By Dr. Mahé Pereira, Product Manager, Videolab
Communication failures contribute to more than 60% of hospital-based adverse events. That's not a new number - it's been documented for years. What's new is that AI has created the political conditions to finally do something about it.
In February 2026, ECRI named the misuse of general-purpose AI chatbots as healthcare's number one technology hazard. The finding was specific: AI-generated output that sounds authoritative causes clinicians and staff to act without verification, because no review layer exists to catch errors before they reach a patient. Health system leaders are now building AI governance frameworks. But most of those frameworks are addressing the AI layer while leaving a pre-existing layer completely untouched: clinical communication itself.
When a clinician communicates a diagnosis ambiguously, fails to confirm what a patient actually understood, or conducts a handover that creates downstream confusion, the interaction happens and then the evidence of it disappears. Roughly 67% of communication errors occur at handoffs - the moments of highest transfer risk. None of it is systematically reviewed. No signal reaches the quality team. No feedback loop closes.
This isn't a training problem. It's an infrastructure problem. Workforce training programs build communication skills in controlled settings. What most health systems lack is any mechanism for observing and improving communication in real clinical practice, at scale, over time. An organization can score well on simulation assessments and still have undetected communication failures occurring in its wards every day.
Most AI governance efforts are focused on the output layer: review before acting on AI-generated clinical notes, documentation, or treatment suggestions. That's the right instinct. But it addresses the symptom, not the structural condition.
The structural condition is that healthcare organizations have never built review infrastructure for clinical communication, whether human or AI, in real-world practice. Only 16% of health systems currently have an enterprise-wide AI governance strategy. Those that are building one are layering it on top of a system that already didn't review its own communication.
The most sophisticated AI review framework won't catch communication failures that occur before AI is even involved. And it won't build the organizational muscle: the workflows, the feedback culture, and the data infrastructure needed to review AI output reliably once it does arrive.
Health systems that have made progress here share a pattern. They didn't attempt enterprise-wide change. They identified one workflow (one department, one care transition, one cohort) and built a structured review process around it first. Consent frameworks, recording infrastructure, and feedback processes were developed incrementally, then expanded.
The evidence on what structured communication review produces is consistent: observation of clinical communication, followed by repeated and structured feedback, generates measurable improvement in behaviour. The mechanism isn't complicated. You cannot improve what you cannot see. Communication that is observed and reviewed develops differently than communication that disappears the moment it occurs.

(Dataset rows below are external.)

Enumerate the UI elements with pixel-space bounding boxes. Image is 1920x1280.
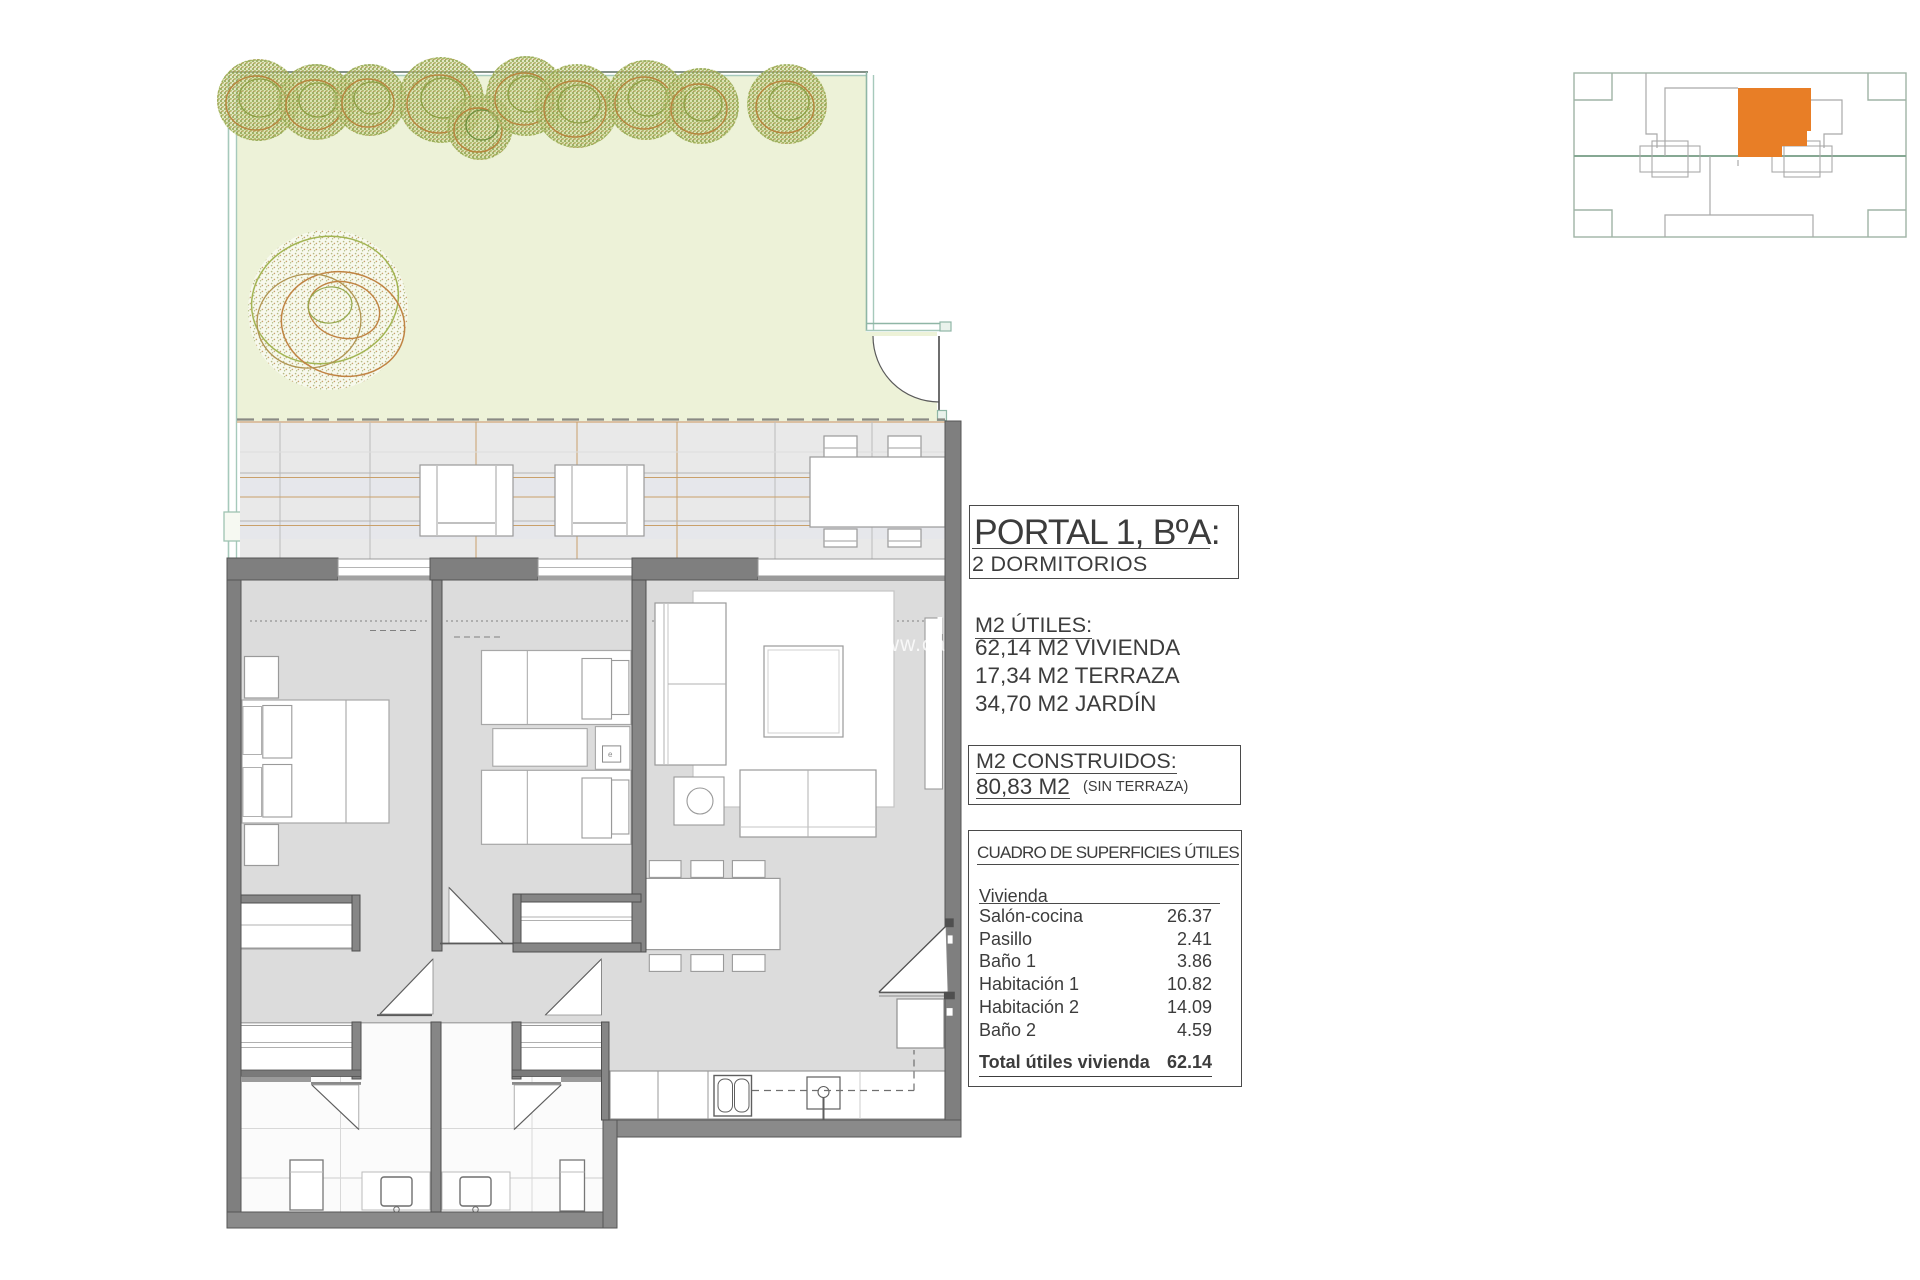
svg-text:e: e — [608, 750, 613, 759]
svg-text:ww.casa-s: ww.casa-s — [883, 633, 990, 656]
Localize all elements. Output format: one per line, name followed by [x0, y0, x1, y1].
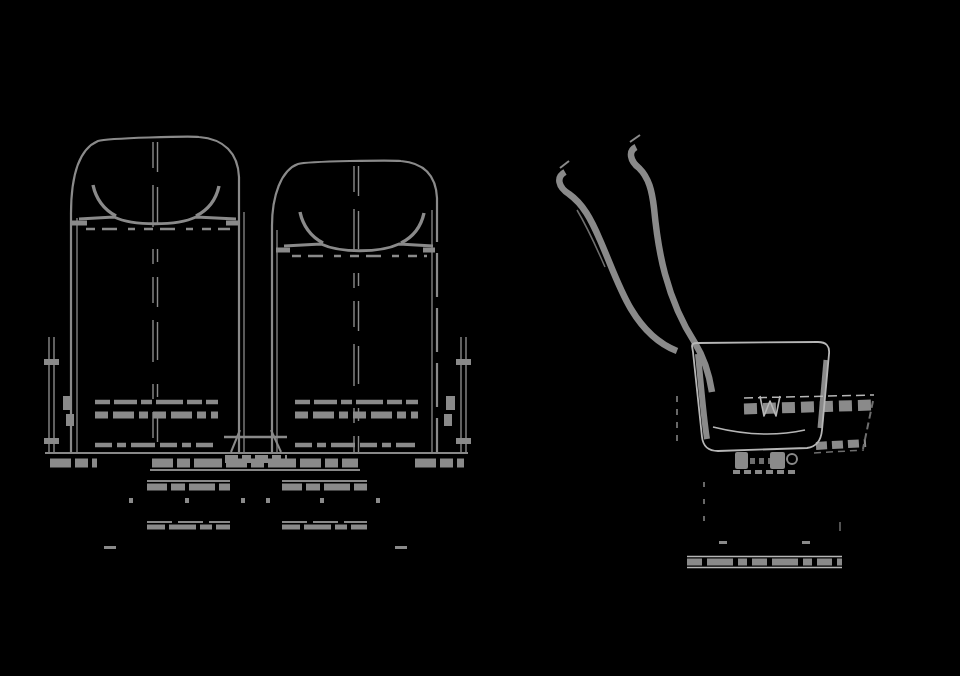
floor-foot-left-notch: [107, 554, 113, 560]
pedestal-bolt-5: [320, 498, 324, 503]
right-edge-bracket-blob-2: [444, 414, 452, 426]
pedestal-bolt-3: [241, 498, 245, 503]
right-edge-bracket-blob-1: [446, 396, 455, 410]
technical-drawing: [0, 0, 960, 676]
pedestal-bolt-6: [376, 498, 380, 503]
rail-clamp-right-tick: [802, 541, 810, 544]
left-edge-bracket-blob-1: [63, 396, 72, 410]
pedestal-bolt-2: [185, 498, 189, 503]
floor-foot-left-tick: [104, 546, 116, 549]
left-edge-bracket-blob-2: [66, 414, 74, 426]
floor-foot-right-tick: [395, 546, 407, 549]
pedestal-bolt-1: [129, 498, 133, 503]
floor-foot-right-notch: [398, 554, 404, 560]
pedestal-bolt-4: [266, 498, 270, 503]
drawing-canvas: [0, 0, 960, 676]
mechanism-block-a: [735, 452, 748, 469]
drawing-background: [0, 0, 960, 676]
mechanism-block-b: [770, 452, 785, 469]
hidden-armrest-lower-dash: [816, 443, 866, 446]
rail-clamp-left-tick: [719, 541, 727, 544]
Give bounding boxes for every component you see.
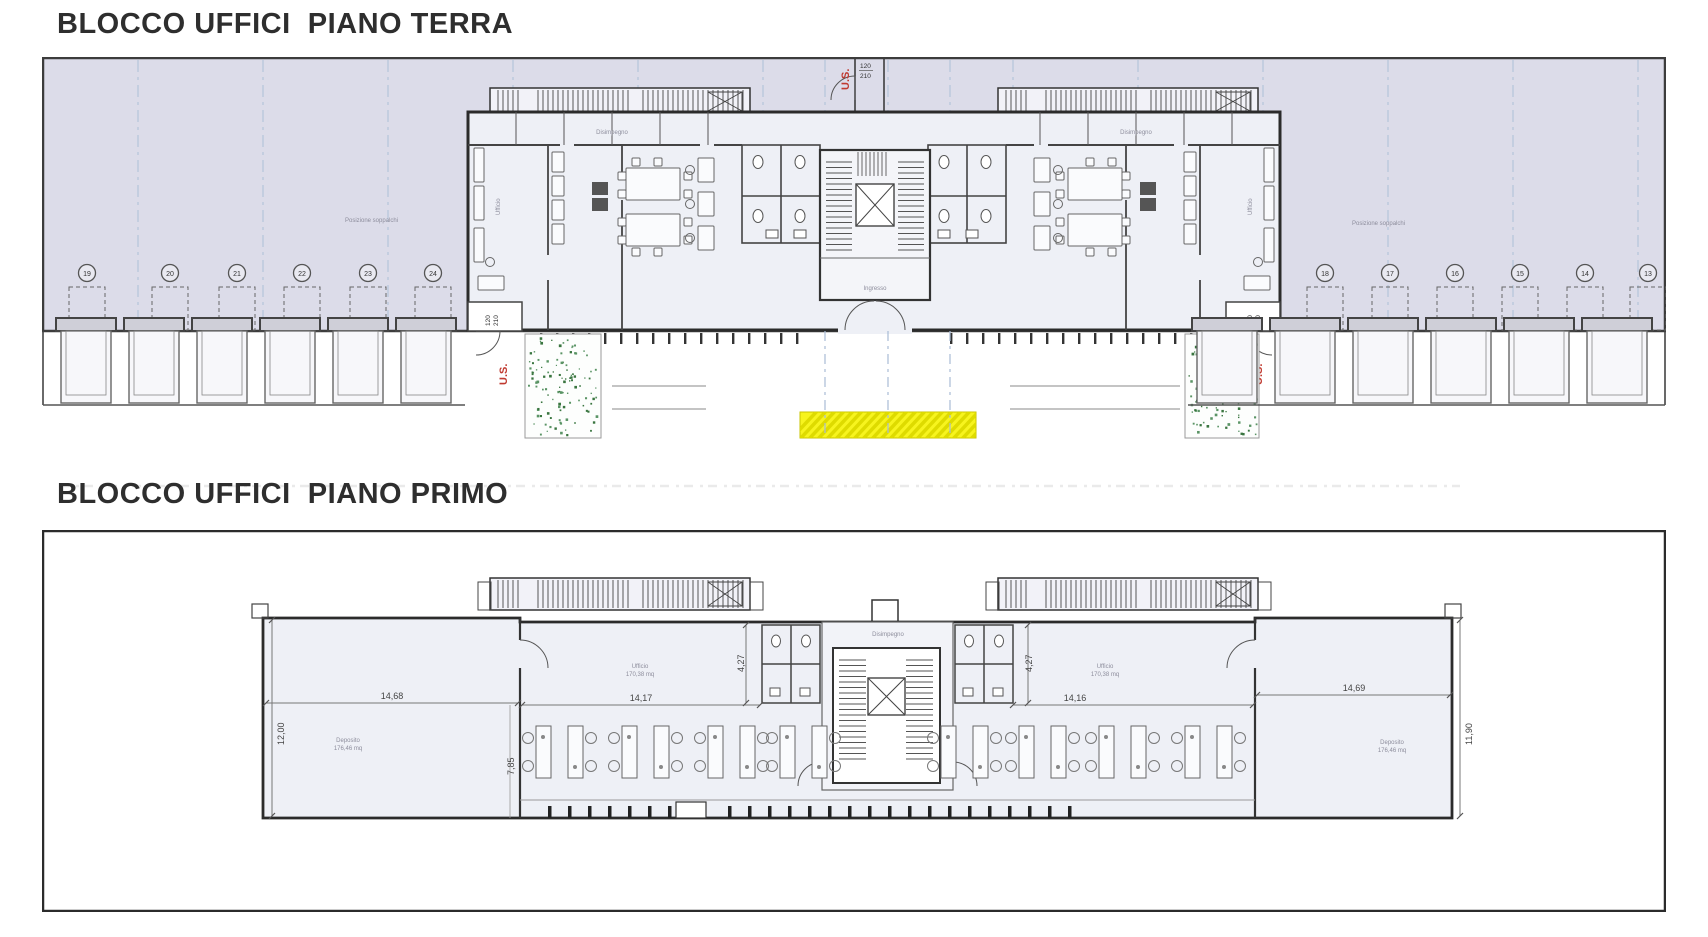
- building-ground-floor: Disimpegno Disimpegno Ufficio Ufficio In…: [468, 112, 1280, 344]
- dim-bath-right: 4,27: [1024, 654, 1034, 672]
- svg-text:Disimpegno: Disimpegno: [872, 632, 904, 638]
- parking-number: 19: [83, 271, 91, 278]
- room-label: Ufficio: [1248, 198, 1254, 215]
- room-label: Ingresso: [863, 286, 887, 292]
- walkway: [612, 386, 1180, 409]
- door-height-label: 210: [860, 73, 871, 80]
- plan1-drawing: U.S. 120 210: [42, 57, 1666, 440]
- dim-office-right: 14,16: [1064, 693, 1087, 703]
- parking-number: 24: [429, 271, 437, 278]
- wing-note: Posizione soppalchi: [1352, 221, 1405, 227]
- svg-text:Ufficio: Ufficio: [632, 664, 649, 670]
- svg-text:Deposito: Deposito: [336, 738, 360, 744]
- parking-number: 16: [1451, 271, 1459, 278]
- parking-number: 13: [1644, 271, 1652, 278]
- dim-office-left-v: 7,85: [506, 757, 516, 775]
- parking-number: 22: [298, 271, 306, 278]
- parking-number: 15: [1516, 271, 1524, 278]
- room-label: Disimpegno: [1120, 130, 1152, 136]
- svg-text:U.S.: U.S.: [498, 364, 510, 385]
- svg-text:210: 210: [493, 315, 500, 326]
- dim-wing-left: 14,68: [381, 691, 404, 701]
- dim-wing-left-v: 12,00: [276, 722, 286, 745]
- parking-number: 20: [166, 271, 174, 278]
- parking-number: 17: [1386, 271, 1394, 278]
- exit-label: U.S.: [840, 69, 852, 90]
- dim-office-left: 14,17: [630, 693, 653, 703]
- highlight-area: [790, 408, 1018, 440]
- floorplan-page: { "titles": { "plan1": "BLOCCO UFFICI PI…: [0, 0, 1708, 937]
- dim-wing-right-v: 11,90: [1464, 723, 1474, 745]
- svg-text:170,38 mq: 170,38 mq: [1091, 672, 1119, 678]
- svg-text:176,46 mq: 176,46 mq: [334, 746, 362, 752]
- roof-box: [872, 600, 898, 622]
- dim-wing-right: 14,69: [1343, 683, 1366, 693]
- building-first-floor: [252, 604, 1461, 818]
- plan2-drawing: 14,68 12,00 14,17 7,85 4,27 4,27 14,16 1…: [42, 530, 1666, 912]
- parking-number: 18: [1321, 271, 1329, 278]
- parking-number: 14: [1581, 271, 1589, 278]
- svg-text:176,46 mq: 176,46 mq: [1378, 748, 1406, 754]
- svg-text:Ufficio: Ufficio: [1097, 664, 1114, 670]
- room-label: Ufficio: [496, 198, 502, 215]
- parking-number: 23: [364, 271, 372, 278]
- plan1-title: BLOCCO UFFICI PIANO TERRA: [57, 8, 513, 41]
- svg-text:Deposito: Deposito: [1380, 740, 1404, 746]
- svg-text:170,38 mq: 170,38 mq: [626, 672, 654, 678]
- room-label: Disimpegno: [596, 130, 628, 136]
- door-width-label: 120: [860, 63, 871, 70]
- stair-core: [820, 150, 930, 300]
- exit-left: U.S. 120 210: [468, 302, 522, 385]
- svg-text:120: 120: [485, 315, 492, 326]
- plan2-title: BLOCCO UFFICI PIANO PRIMO: [57, 478, 508, 511]
- parking-number: 21: [233, 271, 241, 278]
- facade-mullions: [540, 333, 1208, 344]
- wing-note: Posizione soppalchi: [345, 218, 398, 224]
- dim-bath-left: 4,27: [736, 654, 746, 672]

For years, the case for investing in clinical communication review struggled to travel above a departmental level. Quality improvement teams understood it. Executives were harder to move.
That's changed. A credentialed patient safety body has named unreviewed communication as a top-tier clinical hazard, and AI has made the problem visible to people who were not previously looking at it. Risk management conversations find budget in ways that training conversations don't.
Health systems building AI governance frameworks in 2026 have a window to also address the pre-existing gap. The infrastructure is largely the same: consent and recording workflows, structured review processes, and feedback systems that generate longitudinal data on communication quality. Organisations that build this for clinical communication find they have also built the foundation for responsible AI oversight in clinical settings, because the capability they're developing is review at scale, not just review of AI.
The organisations ahead of this problem didn't wait for AI to make the case. They understood, before the conversation started, that clinical communication is clinical behaviour, and clinical behaviour needs to be observed, reviewed, and improved over time. That foundation is now an AI governance advantage.